At the risk of adding nothing to this thread (!), I can't see how
Elasticsearch is shading JAR files according to the legalese I have read.
Elasticsearch doesn't just repackage the contents of JAR files.
It's more like taking chunks of source code, throwing out what isn't
needed, changing what remains for a better integration in some places, and
putting it into a completely different classpath. It's moret like taking a
snippet from StackOverflow, except that the snippets are much larger!
As for Netty, the real Netty (whose jar I have included in my own servers
that work with ES) is found at org.jboss.netty., whereas all ES classes
are found at org.elasticsearch.. The fact that some class in ES has
"Netty" in its name is interesting but does not cause my build process any
confusion or dependency issues at all.
The same is true of Jackson. Except that in this case, I am perfectly
content with the stream parser subset in ES and so I use the parser subset
embedded inside ES. But the fact that it happens to work mostly like the
"real" Jackson is only interesting (and very useful) but would not
interfere with any dependency on an external Jackson JAR file.
And the bottom line is: Elasticsearch has been 100.0% rock solid for me (it
really has made me look very good!), is tiny enough to run on my MacBook
and yet capable enough to host the myriad different indices that I use for
development, testing, and ES exploration, from exploring the flexibility of
analyzers and mappings, to exploring the capability of 100M+ records (on
that same laptop).
So whatever the ES developers have done, it works beautifully and reliably
(infinitely better than the Oracle JDBC conundrum on OS X). It doesn't
interfere with my "real" Netty JAR dependency, and (quite surprisingly)
provides me with all of the classes I've needed so far... except for the
sole exception of "real" Netty!
On Wednesday, January 23, 2013 3:29:46 AM UTC-5, Jörg Prante wrote:
Sorry if my rant was too harsh, that's really not my intention.

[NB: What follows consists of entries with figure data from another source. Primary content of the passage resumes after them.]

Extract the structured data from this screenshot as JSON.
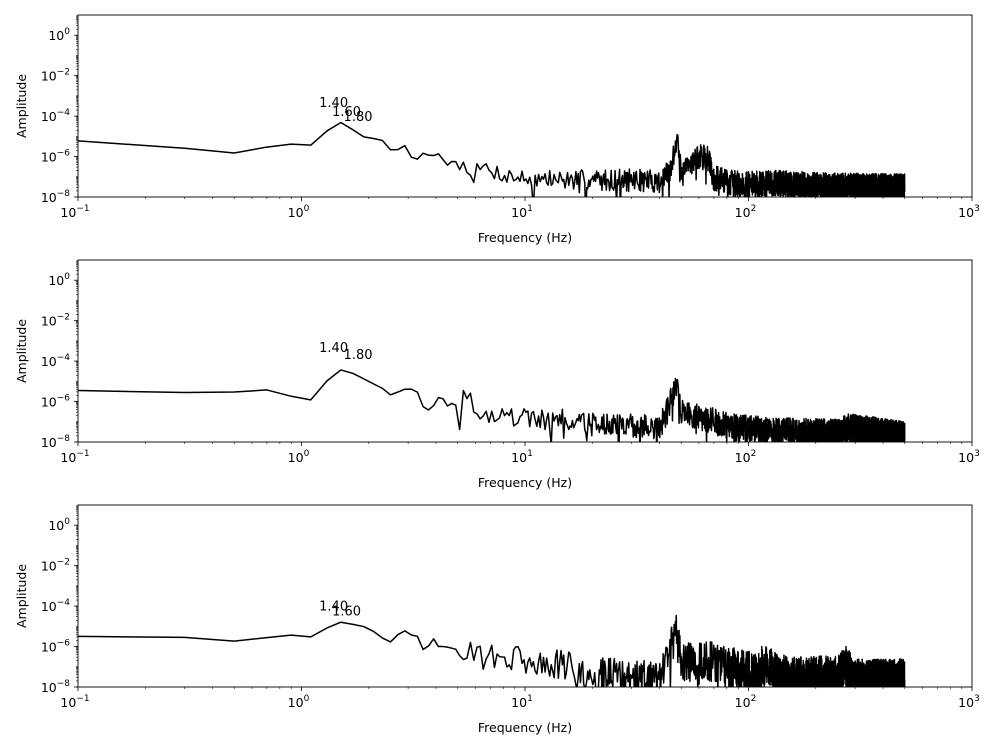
{
  "chart_data": [
    {
      "type": "line",
      "xlabel": "Frequency (Hz)",
      "ylabel": "Amplitude",
      "xscale": "log",
      "yscale": "log",
      "xlim": [
        0.1,
        1000
      ],
      "ylim": [
        1e-08,
        10
      ],
      "line_color": "#000000",
      "x_ticks": [
        {
          "base": "10",
          "exp": "−1",
          "value": 0.1
        },
        {
          "base": "10",
          "exp": "0",
          "value": 1
        },
        {
          "base": "10",
          "exp": "1",
          "value": 10
        },
        {
          "base": "10",
          "exp": "2",
          "value": 100
        },
        {
          "base": "10",
          "exp": "3",
          "value": 1000
        }
      ],
      "y_ticks": [
        {
          "base": "10",
          "exp": "−8",
          "value": 1e-08
        },
        {
          "base": "10",
          "exp": "−6",
          "value": 1e-06
        },
        {
          "base": "10",
          "exp": "−4",
          "value": 0.0001
        },
        {
          "base": "10",
          "exp": "−2",
          "value": 0.01
        },
        {
          "base": "10",
          "exp": "0",
          "value": 1
        }
      ],
      "annotations": [
        {
          "text": "1.40",
          "x": 1.4,
          "y": 0.0005
        },
        {
          "text": "1.60",
          "x": 1.6,
          "y": 0.00018
        },
        {
          "text": "1.80",
          "x": 1.8,
          "y": 0.0001
        }
      ],
      "series": [
        {
          "anchors": [
            [
              0.1,
              6e-06
            ],
            [
              0.2,
              6e-06
            ],
            [
              0.4,
              1.4e-06
            ],
            [
              0.6,
              1.6e-06
            ],
            [
              0.8,
              5e-06
            ],
            [
              1.0,
              3.5e-06
            ],
            [
              1.2,
              3.8e-06
            ],
            [
              1.4,
              8e-05
            ],
            [
              1.6,
              3e-05
            ],
            [
              1.8,
              1.5e-05
            ],
            [
              2.0,
              6e-06
            ],
            [
              2.2,
              1e-05
            ],
            [
              2.4,
              4e-06
            ],
            [
              2.6,
              1.2e-06
            ],
            [
              2.8,
              4e-06
            ],
            [
              3.0,
              3e-06
            ],
            [
              3.2,
              3e-07
            ],
            [
              3.4,
              1.8e-06
            ],
            [
              3.6,
              1.2e-06
            ],
            [
              4.0,
              1.1e-06
            ],
            [
              4.2,
              1.7e-06
            ],
            [
              4.4,
              3e-07
            ],
            [
              4.8,
              7e-07
            ],
            [
              5.2,
              3e-07
            ],
            [
              5.4,
              6e-07
            ],
            [
              5.8,
              1e-07
            ],
            [
              6.4,
              3e-07
            ],
            [
              8,
              1.3e-07
            ],
            [
              10,
              8e-08
            ],
            [
              15,
              7e-08
            ],
            [
              20,
              7e-08
            ],
            [
              30,
              7e-08
            ],
            [
              40,
              6e-08
            ],
            [
              45,
              2e-07
            ],
            [
              48,
              1.2e-05
            ],
            [
              50,
              1e-07
            ],
            [
              55,
              5e-07
            ],
            [
              60,
              1e-06
            ],
            [
              66,
              8e-07
            ],
            [
              70,
              8e-08
            ],
            [
              80,
              6e-08
            ],
            [
              100,
              4e-08
            ],
            [
              130,
              5e-08
            ],
            [
              200,
              3.5e-08
            ],
            [
              500,
              3e-08
            ]
          ],
          "spikes": [
            [
              48,
              1.2e-05
            ],
            [
              62,
              1.1e-06
            ],
            [
              65,
              1e-06
            ]
          ],
          "jitter": 1.1,
          "seed": 7
        }
      ]
    },
    {
      "type": "line",
      "xlabel": "Frequency (Hz)",
      "ylabel": "Amplitude",
      "xscale": "log",
      "yscale": "log",
      "xlim": [
        0.1,
        1000
      ],
      "ylim": [
        1e-08,
        10
      ],
      "line_color": "#000000",
      "x_ticks": [
        {
          "base": "10",
          "exp": "−1",
          "value": 0.1
        },
        {
          "base": "10",
          "exp": "0",
          "value": 1
        },
        {
          "base": "10",
          "exp": "1",
          "value": 10
        },
        {
          "base": "10",
          "exp": "2",
          "value": 100
        },
        {
          "base": "10",
          "exp": "3",
          "value": 1000
        }
      ],
      "y_ticks": [
        {
          "base": "10",
          "exp": "−8",
          "value": 1e-08
        },
        {
          "base": "10",
          "exp": "−6",
          "value": 1e-06
        },
        {
          "base": "10",
          "exp": "−4",
          "value": 0.0001
        },
        {
          "base": "10",
          "exp": "−2",
          "value": 0.01
        },
        {
          "base": "10",
          "exp": "0",
          "value": 1
        }
      ],
      "annotations": [
        {
          "text": "1.40",
          "x": 1.4,
          "y": 0.0005
        },
        {
          "text": "1.80",
          "x": 1.8,
          "y": 0.00022
        }
      ],
      "series": [
        {
          "anchors": [
            [
              0.1,
              3.5e-06
            ],
            [
              0.2,
              3.5e-06
            ],
            [
              0.4,
              2.4e-06
            ],
            [
              0.6,
              3.5e-06
            ],
            [
              0.8,
              4e-06
            ],
            [
              1.0,
              9e-07
            ],
            [
              1.2,
              1.6e-06
            ],
            [
              1.4,
              6e-05
            ],
            [
              1.6,
              2.3e-05
            ],
            [
              1.8,
              2.6e-05
            ],
            [
              2.0,
              7e-06
            ],
            [
              2.2,
              8e-06
            ],
            [
              2.4,
              2.6e-06
            ],
            [
              2.6,
              1.8e-06
            ],
            [
              2.8,
              4.8e-06
            ],
            [
              3.0,
              3.5e-06
            ],
            [
              3.2,
              4.8e-06
            ],
            [
              3.4,
              1.8e-06
            ],
            [
              3.6,
              1.8e-07
            ],
            [
              3.8,
              8e-07
            ],
            [
              4.0,
              5e-07
            ],
            [
              4.2,
              4.8e-06
            ],
            [
              4.4,
              4e-07
            ],
            [
              4.6,
              9e-07
            ],
            [
              5.0,
              6e-07
            ],
            [
              5.6,
              5e-06
            ],
            [
              6.0,
              3e-07
            ],
            [
              8,
              2e-07
            ],
            [
              10,
              1.5e-07
            ],
            [
              15,
              1.2e-07
            ],
            [
              20,
              8e-08
            ],
            [
              30,
              6e-08
            ],
            [
              40,
              5e-08
            ],
            [
              44,
              5e-07
            ],
            [
              48,
              1.2e-05
            ],
            [
              50,
              3e-07
            ],
            [
              60,
              2e-07
            ],
            [
              70,
              1e-07
            ],
            [
              80,
              6e-08
            ],
            [
              100,
              4e-08
            ],
            [
              150,
              3e-08
            ],
            [
              250,
              2.5e-08
            ],
            [
              280,
              5e-08
            ],
            [
              500,
              2e-08
            ]
          ],
          "spikes": [
            [
              48,
              1.2e-05
            ],
            [
              44,
              5e-07
            ]
          ],
          "jitter": 1.2,
          "seed": 19
        }
      ]
    },
    {
      "type": "line",
      "xlabel": "Frequency (Hz)",
      "ylabel": "Amplitude",
      "xscale": "log",
      "yscale": "log",
      "xlim": [
        0.1,
        1000
      ],
      "ylim": [
        1e-08,
        10
      ],
      "line_color": "#000000",
      "x_ticks": [
        {
          "base": "10",
          "exp": "−1",
          "value": 0.1
        },
        {
          "base": "10",
          "exp": "0",
          "value": 1
        },
        {
          "base": "10",
          "exp": "1",
          "value": 10
        },
        {
          "base": "10",
          "exp": "2",
          "value": 100
        },
        {
          "base": "10",
          "exp": "3",
          "value": 1000
        }
      ],
      "y_ticks": [
        {
          "base": "10",
          "exp": "−8",
          "value": 1e-08
        },
        {
          "base": "10",
          "exp": "−6",
          "value": 1e-06
        },
        {
          "base": "10",
          "exp": "−4",
          "value": 0.0001
        },
        {
          "base": "10",
          "exp": "−2",
          "value": 0.01
        },
        {
          "base": "10",
          "exp": "0",
          "value": 1
        }
      ],
      "annotations": [
        {
          "text": "1.40",
          "x": 1.4,
          "y": 0.00011
        },
        {
          "text": "1.60",
          "x": 1.6,
          "y": 6e-05
        }
      ],
      "series": [
        {
          "anchors": [
            [
              0.1,
              3.2e-06
            ],
            [
              0.2,
              3.2e-06
            ],
            [
              0.4,
              2.6e-06
            ],
            [
              0.6,
              1.4e-06
            ],
            [
              0.8,
              5e-06
            ],
            [
              1.0,
              2.8e-06
            ],
            [
              1.2,
              3.2e-06
            ],
            [
              1.4,
              2e-05
            ],
            [
              1.6,
              1.3e-05
            ],
            [
              1.8,
              1.2e-05
            ],
            [
              2.0,
              8e-06
            ],
            [
              2.2,
              4e-06
            ],
            [
              2.4,
              1.8e-06
            ],
            [
              2.6,
              1.6e-06
            ],
            [
              2.8,
              9e-06
            ],
            [
              3.0,
              4e-06
            ],
            [
              3.4,
              3e-06
            ],
            [
              3.6,
              1.8e-07
            ],
            [
              3.8,
              6e-06
            ],
            [
              4.0,
              1e-06
            ],
            [
              4.4,
              1e-06
            ],
            [
              5.0,
              7e-07
            ],
            [
              5.6,
              1.2e-06
            ],
            [
              6.0,
              3e-07
            ],
            [
              8,
              2.5e-07
            ],
            [
              10,
              2e-07
            ],
            [
              15,
              1e-07
            ],
            [
              20,
              4e-08
            ],
            [
              30,
              3e-08
            ],
            [
              40,
              2e-08
            ],
            [
              44,
              4e-07
            ],
            [
              48,
              6e-06
            ],
            [
              50,
              2e-07
            ],
            [
              60,
              1.5e-07
            ],
            [
              70,
              2e-07
            ],
            [
              80,
              1e-07
            ],
            [
              100,
              5e-08
            ],
            [
              120,
              1e-07
            ],
            [
              150,
              2.5e-08
            ],
            [
              250,
              3e-08
            ],
            [
              270,
              1e-07
            ],
            [
              300,
              2e-08
            ],
            [
              500,
              2e-08
            ]
          ],
          "spikes": [
            [
              48,
              6e-06
            ],
            [
              44,
              4e-07
            ]
          ],
          "jitter": 1.8,
          "seed": 31
        }
      ]
    }
  ]
}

I'm aware that chasing all the subtle bugs and wrong decisions in the
upstream development of the dependencies is very hard work and is most
admirable. To see your suggestions being integrated into upstream is very
delighting and I hope your improvements will continue being picked up.
What makes me wonder is there are other dependencies like Lucene or the
LGPL-licensed JTS for the geo search which are also "hacked"/"enriched" for
use by Elasticsearch, but are provided as unmodified jars.
My point is, there are other methods to override deficient/unwanted code
in dependencies. For example, adding patch jars in front of the classpath,
that can be removed when upstream bugs are fixed. The original dependencies
could be used throughout the build and plugin development, but are not
effective at runtime. For example, OSGi uses "fragments" for this
classpath-based approach (I read about it, I'm not an OSGi expert). Another
example, WAR artifacts which depend on other WAR artifacts often use
"overlays", but not shading.
For creating Elasticsearch RPMs, I mean the Fedora Packaging Guidelines.
Fedora Packaging Guidelines for Java - Fedora Project Wiki
In short, Fedora policy insists on no bundling, no shading, clean
licensing. Quoting: "Many Java projects re-ship their dependencies in their
own releases. This is unacceptable in Fedora. All packages MUST be built
from source and MUST enumerate their dependencies with Requires."
There has been an effort started to package Elasticsearch for Fedora
recently
https://bugzilla.redhat.com/show_bug.cgi?id=902086
Fedora provides Guava, Netty, Jackson, Joda, Sigar RPMs already, and also
Lucene RPMs. I would really appreciate it if I could help to create
Elasticsearch RPMs which can be accepted by Fedora QA.